No, the problem is us – our egotistical, self-centeredness.  If we can’t prove it or conceive of it, it is foolishness and impossible.  That was the reaction in Isaiah 44:24-28 to the news that God would rebuild Jerusalem and the temple out of the ashes and rubble of destruction.

Our knowledge is conceived as the basis of our power and control.  We as human beings don’t like to give up our control, and we certainly don’t like surrendering our power and submitting ourselves to something that looks like foolishness to us.

Throughout the ages, even to our present time, the world has not been able to comprehend the foolishness and mystery of God.  God is not an aloof creator who can be easily described by a set of human criteria or fit into the box of our limited understanding.
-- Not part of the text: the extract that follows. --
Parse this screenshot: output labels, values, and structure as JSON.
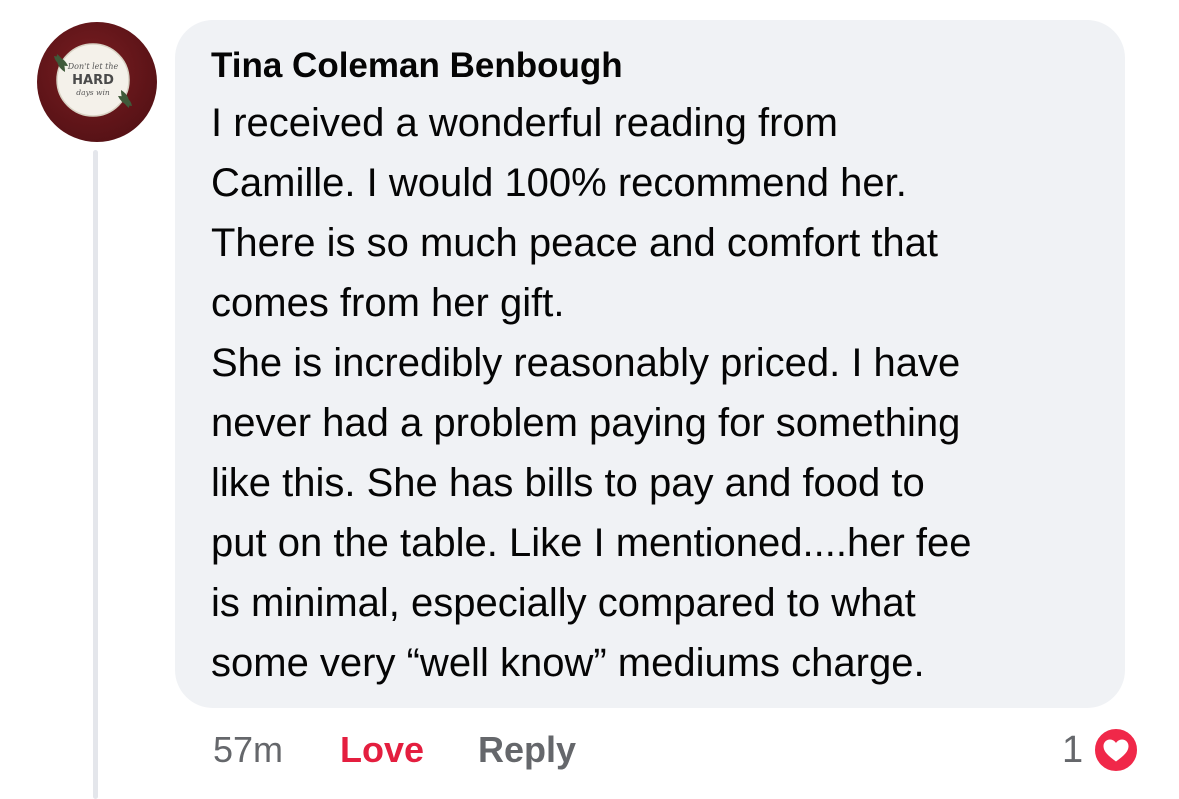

 Likewise, the message of the cross doesn’t originate from the finite wisdom and knowledge of human beings.  It is a gift God’s unconditional love, procured through the sacrifice of Jesus Christ and freely offered to us.  Such love cannot be fully understood by human wisdom and philosophy.  Nor is such love attainable through research and rationalization.  The Grace of love is not meant to be solved.

When Rango does find Dirt, a town, he begins a journey of struggles and transformation.  When he submits to the call of the Spirit of the West, he becomes the hero the town needs.

We become the people we were created to be, the world-changers and difference-makers when we surrender our lives to the foolishness and the mystery of the cross.